According to you, how has the space of inclusivity and representation changed over the years?
It has definitely changed, in a few areas more than others. I would say that back in the days when I started working, some two decades ago, it was mainly two areas that would be considered as diversity and inclusion – gender and ethnicity. Nowadays we include age, sexual orientation, gender expression, mental health, disability - all these segments of a human being. This is of course a great development, because we have started seeing the human being behind the employee number as more than just a one- or two-dimensional being, but still there’s a long way to go, mainly if we talk about representation and true inclusion, which are the steps beyond tolerance and acceptance.
We still comply more with the adjustments we do to our office spaces than our organizations and culture to be truly inclusive and diverse. There are still organizations that are a bit hesitant to work with Pride-topics, mainly based upon fear of doing the wrong thing, asking the inappropriate questions – instead they leave this topic unattended, conveying a message that this is not important.
My suggestion here is, look around, what other companies seem to be working with this already and reach out, ask for help, create a platform for knowledge sharing. There’s nothing worse than silence and inactivity.
If we look at the bright side of things – do you see any positive development within the field of inclusivity and representation?
Of course! There’s progress and development in all areas, but what we need to remember is the fact that also those rights gained by others before us, are worth fighting for. It’s amazing how easy it is to forget this.
If we just look at the Pride area that is mainly my expertise, there has been a huge shift in how we look at the whole spectrum of the LGBTQ-community. We can also see that this is spreading to younger generations and that is truly heartwarming. We see that we have passed acceptance, passed tolerance and now are climbing towards inclusion… I may repeat myself here – progress is being made all the time, but we are not there yet. For better or for worse – the existence of a lot of rights are just one election away.
What do you think the future of diversity and inclusion will look like in Sweden and the rest of the world?
So, you see, this is where it gets tricky. The future is so extremely unclear even if I would like to say that it looks great. I mean, in some areas we are actually backing into extremely dangerous corners.
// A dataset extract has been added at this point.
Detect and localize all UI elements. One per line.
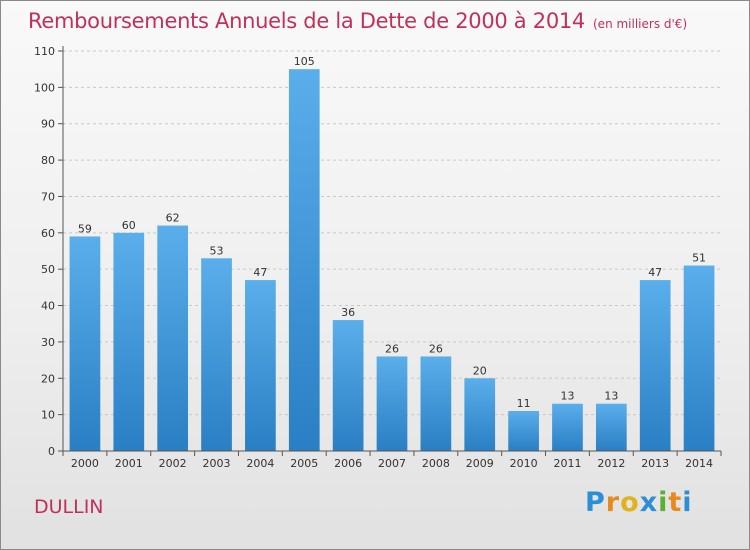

Take the US as an example – who would have thought that the female population would be deprived of their legal right to abortion in so many states as we now see. Unfortunately, this could easily spread to this side of the pond – it only takes one persuasive troll to destroy what many have fought for, for decades.
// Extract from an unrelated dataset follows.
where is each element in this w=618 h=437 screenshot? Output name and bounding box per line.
In regards to the LGBTQ-community and the Pride-topic - I think that the future looks bright, if we dare to call out the injustices and holes that still are to be found within a lot of areas, such as family law, social benefits and structures, just to name some.
I believe in us, our generation, and I believe even more in the coming generations, when thinking about the struggles that lie ahead - we will make the future bright and colored in rainbows, because we do believe that equality is for all!